Filistinli/ Gazzeli Müslümanlar bir buçuk milyar Müslümanın yapamadığını yaptılar ve İslam davetini konuşarak değil, ikna etmeye çalışarak değil, taviz vererek hiç değil tam aksine izzet ve şerefle ellerinde roketlerle gayri müslim dünyaya ulaştırdılar. İnanması belki güç ama hakikat böyle oldu. Gazze’de patlayan her bomba birçok Müslümanı şehit etti, evlerini yıktı geçti ama bunun aydınlığı bahsini ettiğimiz insanların karanlıklarını da giderdi. Aynı şekilde bir mücahidin elindeki roket düşman tankını imha etti, başarıya ulaştı ama bunun çok daha ötesinde insanların Müslümanlara olan ön yargıları da bu ateşle eridi gitti. İşte bizim için asıl başarı budur. Savaşırken bile barışa hizmet etmek, ölürken bile dirilişe vesile olmak, öldürürken bile hayat verebilmek… Zaten bunu şehidin kanından başka ne sağlayabilir ki! Allah azze ve celle’nin şu ayeti kerimede beyan ettiği husus da bu hakikatten ötürü olsa gerek:
“Allah yolunda öldürülenlere “onlar öldü gitti” demeyiniz. Hayır, onlar yaşıyor, ama siz farkında değilsiniz.” (Bakara, 154)

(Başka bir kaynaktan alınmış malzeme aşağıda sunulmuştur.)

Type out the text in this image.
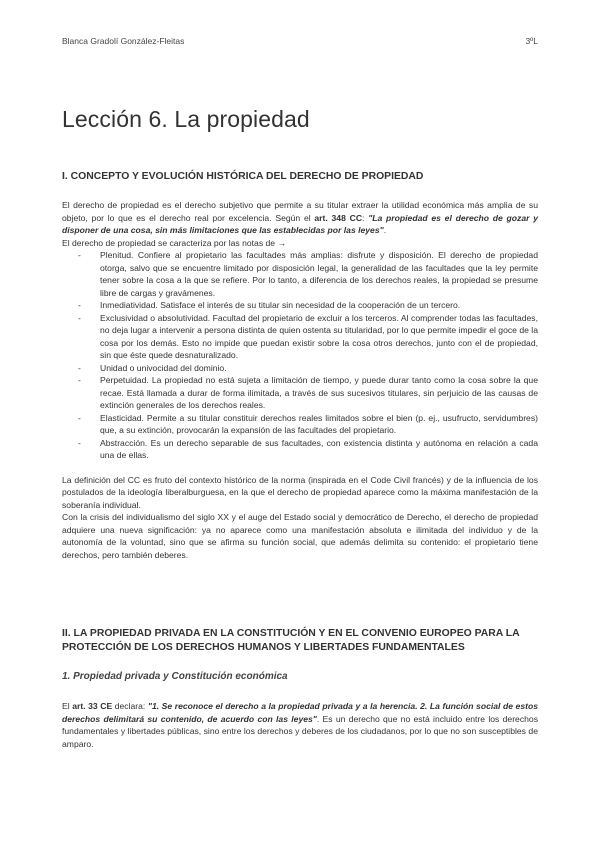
Blanca Gradolí González-Fleitas	3ºL
Lección 6. La propiedad
I. CONCEPTO Y EVOLUCIÓN HISTÓRICA DEL DERECHO DE PROPIEDAD

El derecho de propiedad es el derecho subjetivo que permite a su titular extraer la utilidad económica más amplia de su objeto, por lo que es el derecho real por excelencia. Según el art. 348 CC: "La propiedad es el derecho de gozar y disponer de una cosa, sin más limitaciones que las establecidas por las leyes".

El derecho de propiedad se caracteriza por las notas de →

- Plenitud. Confiere al propietario las facultades más amplias: disfrute y disposición. El derecho de propiedad otorga, salvo que se encuentre limitado por disposición legal, la generalidad de las facultades que la ley permite tener sobre la cosa a la que se refiere. Por lo tanto, a diferencia de los derechos reales, la propiedad se presume libre de cargas y gravámenes.
- Inmediatividad. Satisface el interés de su titular sin necesidad de la cooperación de un tercero.
- Exclusividad o absolutividad. Facultad del propietario de excluir a los terceros. Al comprender todas las facultades, no deja lugar a intervenir a persona distinta de quien ostenta su titularidad, por lo que permite impedir el goce de la cosa por los demás. Esto no impide que puedan existir sobre la cosa otros derechos, junto con el de propiedad, sin que éste quede desnaturalizado.
- Unidad o univocidad del dominio.
- Perpetuidad. La propiedad no está sujeta a limitación de tiempo, y puede durar tanto como la cosa sobre la que recae. Está llamada a durar de forma ilimitada, a través de sus sucesivos titulares, sin perjuicio de las causas de extinción generales de los derechos reales.
- Elasticidad. Permite a su titular constituir derechos reales limitados sobre el bien (p. ej., usufructo, servidumbres) que, a su extinción, provocarán la expansión de las facultades del propietario.
- Abstracción. Es un derecho separable de sus facultades, con existencia distinta y autónoma en relación a cada una de ellas.

La definición del CC es fruto del contexto histórico de la norma (inspirada en el Code Civil francés) y de la influencia de los postulados de la ideología liberalburguesa, en la que el derecho de propiedad aparece como la máxima manifestación de la soberanía individual.

Con la crisis del individualismo del siglo XX y el auge del Estado social y democrático de Derecho, el derecho de propiedad adquiere una nueva significación: ya no aparece como una manifestación absoluta e ilimitada del individuo y de la autonomía de la voluntad, sino que se afirma su función social, que además delimita su contenido: el propietario tiene derechos, pero también deberes.

II. LA PROPIEDAD PRIVADA EN LA CONSTITUCIÓN Y EN EL CONVENIO EUROPEO PARA LA PROTECCIÓN DE LOS DERECHOS HUMANOS Y LIBERTADES FUNDAMENTALES
1. Propiedad privada y Constitución económica

El art. 33 CE declara: "1. Se reconoce el derecho a la propiedad privada y a la herencia. 2. La función social de estos derechos delimitará su contenido, de acuerdo con las leyes". Es un derecho que no está incluido entre los derechos fundamentales y libertades públicas, sino entre los derechos y deberes de los ciudadanos, por lo que no son susceptibles de amparo.
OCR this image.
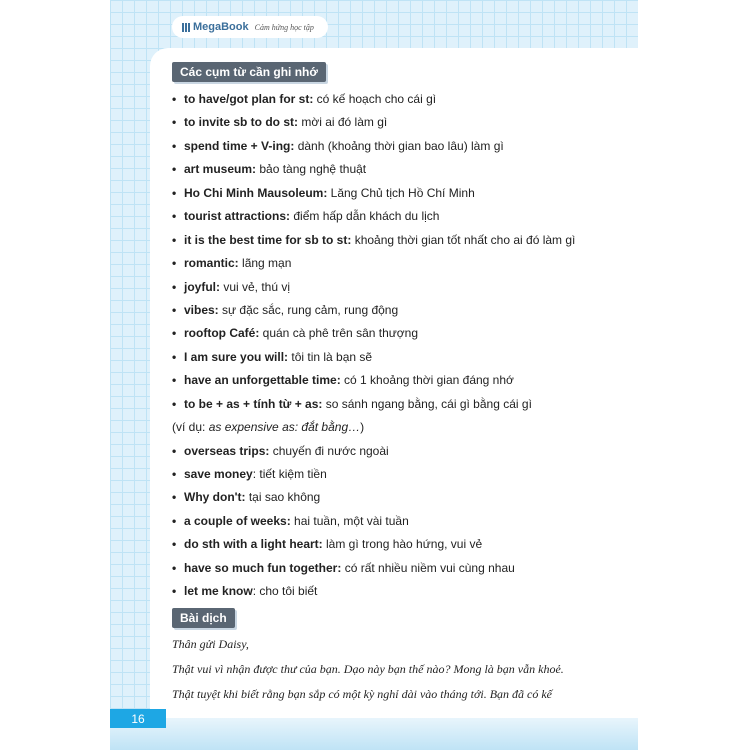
MegaBook Cảm hứng học tập
Các cụm từ cần ghi nhớ
• to have/got plan for st: có kế hoạch cho cái gì
• to invite sb to do st: mời ai đó làm gì
• spend time + V-ing: dành (khoảng thời gian bao lâu) làm gì
• art museum: bảo tàng nghệ thuật
• Ho Chi Minh Mausoleum: Lăng Chủ tịch Hồ Chí Minh
• tourist attractions: điểm hấp dẫn khách du lịch
• it is the best time for sb to st: khoảng thời gian tốt nhất cho ai đó làm gì
• romantic: lãng mạn
• joyful: vui vẻ, thú vị
• vibes: sự đặc sắc, rung cảm, rung động
• rooftop Café: quán cà phê trên sân thượng
• I am sure you will: tôi tin là bạn sẽ
• have an unforgettable time: có 1 khoảng thời gian đáng nhớ
• to be + as + tính từ + as: so sánh ngang bằng, cái gì bằng cái gì
(ví dụ: as expensive as: đắt bằng…)
• overseas trips: chuyến đi nước ngoài
• save money: tiết kiệm tiền
• Why don't: tại sao không
• a couple of weeks: hai tuần, một vài tuần
• do sth with a light heart: làm gì trong hào hứng, vui vẻ
• have so much fun together: có rất nhiều niềm vui cùng nhau
• let me know: cho tôi biết
Bài dịch

Thân gửi Daisy,

Thật vui vì nhận được thư của bạn. Dạo này bạn thế nào? Mong là bạn vẫn khoẻ.

Thật tuyệt khi biết rằng bạn sắp có một kỳ nghỉ dài vào tháng tới. Bạn đã có kế

16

Gazze’de şehit olmak nedir diye sorarsanız derim ki; “Allah’ın dininin fidanları olmaktır.”
“Allah’ın bu dinde sakladığı fidanları vardır, onları kulluğunda kullanır.” (İbni Mâce, Mukaddime, 8.)
Gazzeli her şehit ileride meyve verecek olan bir İslam fidanıdır. Onlar bu fidanı başka bir şeyle değil kanlarıyla sulamışlardır. Başta geride kalan evlatları olmak üzere seslerinin sözlerinin ulaştığı her kimse onların birer mahsulüdür. Bu onlar için kıyamete kadar devam edecek bir ecir kapısıdır.
Gazze’de şehit olmak nedir diye sorarsanız derim ki; “Allah’ın dinine kurban olmaktır.”
Gazzeli her şehid Allah’ın dini hâkim olsun diye kendi canını seve seve feda etmiştir. Allah’ın dininin kendi kanından daha değerli olduğuna şahitlik etmiştir. İsmail aleyhisselam gibi boynunu uzatmış, Allah azze ve celleden gelen emre amade olmuştur.
Gazze’de şehit olmak nedir diye sorarsanız derim ki; “tüm sevinçleri başka bahara bırakmaktır.”
Gazzeli şehit eğer dede-neneyse torunlarıyla yaşayacağı mutluluğu cennete saklamıştır. Anne babaysa evlatlarına olan muhabbetini kalbine gömmüştür. Genç ise tüm hevesleri yarıda kalmıştır. Çocuksa zaten diyecek hiçbir şey kalmamıştır çünkü söylenecek her söz kifayetsiz kalır.
Velhasıl Gazze’de şehit olmak dünyada yaşanacak en ağır şeyleri yaşayıp Firdevs cennetlerinde izzeti ikrama gark olmak, rasul-ü zişana komşu olmaktır.